Print input datamapping with regex

In workflow, since the WinQueue input does not actually use the full-text searchable version of the pdf file, but rather a copy acted upon by the PP printer driver, regex capabilities for datamapping are not possible, correct? And instead I would have to use a different input, such as a hot folder. Or am I mistaken?

Thanks in advance.

Hard to say, it depends how much will the printer driver mangle the character identities. The more “exotic” the character set, the more you risk losing the text. If you can get a hold on the original PDF file that would be much more efficient indeed.

Thanks for your reply,

I guess I ask because the copy itself isn’t text searchable, right? It’s my understanding that the PDF document, no matter if it were text searchable before, once taken into the PP printer driver, is no longer a text searchable document upon entering the workflow from the print input. Therefore, any advanced javascript regex’s I use in order to do my finds for datamapping would not be possible, and would throw errors (As I’m getting). Or is OL capable of running regex text-find on a document that isn’t text searchable (which wouldn’t make much sense to me).

Thank you for your help.

Pretty much, but not always.

The problem with the WinQueue Input task is that the printer driver first converts the print stream produced from any application to PostScript before the WinQueue Input plugin converts it to PDF. The fact that the original was a PDF is completely coincidental, it could have been a web page, a Word document, etc. and the end result would be the same.

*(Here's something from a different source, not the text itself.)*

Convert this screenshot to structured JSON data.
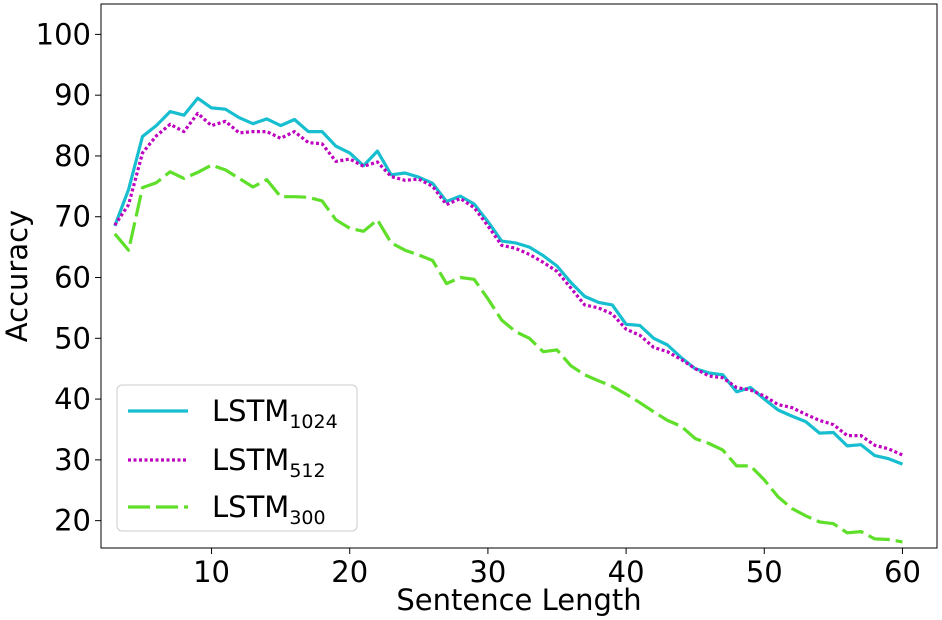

It is that conversion to PostScript that causes the issue. PostScript is a printer description language, meaning that the end result is intended to be printed. On paper. So while carefully crafted PostScript code could be written to maintain character identities (i.e. the link between a glyph (i.e. the drawing of a charatcer) and its human meaning), this is seldom done, especially in printer drivers which are usually optimized to, well, print. :-p

Our PDF conversion library (Adobe Normalizer, the library version of Acrobat Distiller) does have some tricks up its sleeve to maintain character identities from PostScript. If the print stream is relatively clean, the original fonts are simple and the text uses just plain ASCII (i.e. English characters), there is a good chance that character identities will make it thorugh. But anything exotic (CJK, Type 3 fonts, etc.) unfortunately likely won’t be recovered.

The exact same thing goes if you use a PDF as background in PlanetPress 7. The PDF goes through the same PDF-to-PostScript-to-PDF conversion process. That’s why we usually advise on using the “stamping” method when character data is important.

Note that OL Connect uses a different technology for PDF background, so results should be better.

So yeah… If you want to datamap a print job captured with the WinQueue Input task, chances are you won’t get very far. And you are right, the Connect Data Mapper (or any other application* for that matter) will not be able to extract or find text in a PDF if the text isn’t searchable. Rule of thumb: if copy-paste from Acrobat works, so will data mapping; if not, you’re done for. Hence the reason why, if the original is a PDF, it is much better to find an alternative way to get it in the system instead of going through a print operation.

(*) That is not entirely true. For example, the text could be OCR’ed. Since we start with a perfect print and not a scan, accuracy should be pretty good. But that’s a whole other ball game. So my statement is close enough of the truth to say it is true. :wink:

Thank you so very much for helping me better understand. You’ve 100% answered my question and I appreciate your time and effort in this response.